As you can see her stomach is big but staying about the same. Tonight it is measuring 55 cm’s at the biggest part.
I have to send a “thank you” shout out to Nichole Rayburn. She sent a gift bag over for the girls. Ava LOVES the bubbles. You should have seen her eyes light up. AND she loved the wind-up butter fly bugs. It was so nice of you. Lex and Em got jump ropes and puzzles. They were pretty excited!
And the pretty bracelets!
So we are facing the fact that Ava is going to have to have surgery. Her body is not opening up enough and we can’t let her be in pain. As long as the antibiotics work we can buy a little time. We will do a swallow study test in a week or so to find the location of the obstruction. Then we will probably set up a time for the surgery. We know that it is important to have Ava well when going into surgery. I feel like this decision is out of my hands. We just can’t go on like this. I was hoping that God would heal her without another surgery unfortunately it is not turning out so easy. We know there is a huge risk for more scar adhesions but we must try.
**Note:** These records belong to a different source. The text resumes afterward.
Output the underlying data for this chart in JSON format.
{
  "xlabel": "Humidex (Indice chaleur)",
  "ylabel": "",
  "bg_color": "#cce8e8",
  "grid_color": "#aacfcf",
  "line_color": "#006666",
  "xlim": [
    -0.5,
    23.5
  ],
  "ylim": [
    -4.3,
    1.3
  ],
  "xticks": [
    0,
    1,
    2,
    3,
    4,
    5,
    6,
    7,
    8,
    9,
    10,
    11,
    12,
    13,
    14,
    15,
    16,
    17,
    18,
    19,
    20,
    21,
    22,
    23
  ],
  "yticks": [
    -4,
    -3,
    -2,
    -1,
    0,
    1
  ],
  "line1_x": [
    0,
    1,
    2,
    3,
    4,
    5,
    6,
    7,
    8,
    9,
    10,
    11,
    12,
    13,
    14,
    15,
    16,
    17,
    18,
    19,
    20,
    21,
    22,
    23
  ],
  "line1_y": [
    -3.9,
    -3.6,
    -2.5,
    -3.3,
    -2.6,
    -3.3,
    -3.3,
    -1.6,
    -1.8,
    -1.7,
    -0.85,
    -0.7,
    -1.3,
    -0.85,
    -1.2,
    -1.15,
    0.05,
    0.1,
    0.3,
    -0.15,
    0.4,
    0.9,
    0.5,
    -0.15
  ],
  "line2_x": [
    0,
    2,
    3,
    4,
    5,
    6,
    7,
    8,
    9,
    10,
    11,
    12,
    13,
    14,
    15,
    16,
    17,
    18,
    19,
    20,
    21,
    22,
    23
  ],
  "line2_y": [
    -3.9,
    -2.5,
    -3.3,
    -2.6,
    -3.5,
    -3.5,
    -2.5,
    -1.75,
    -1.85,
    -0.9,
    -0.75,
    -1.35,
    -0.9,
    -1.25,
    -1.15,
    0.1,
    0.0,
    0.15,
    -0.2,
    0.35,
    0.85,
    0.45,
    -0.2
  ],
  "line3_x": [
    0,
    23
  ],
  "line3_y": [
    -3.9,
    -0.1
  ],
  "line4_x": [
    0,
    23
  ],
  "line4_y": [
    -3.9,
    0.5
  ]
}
Thanks for the prayers. I feel better today about the whole situation. I know that she is in God’s hands……she always has been.
I got this statue last spring, before Ava’s reherniation . It is one of my favorite things. I saw it and had to have it. It reminds me of God’s hands around Ava…………..always protecting her, even today! It sits on our fireplace mantel and every time I see it I ask God to hold her closer than ever before!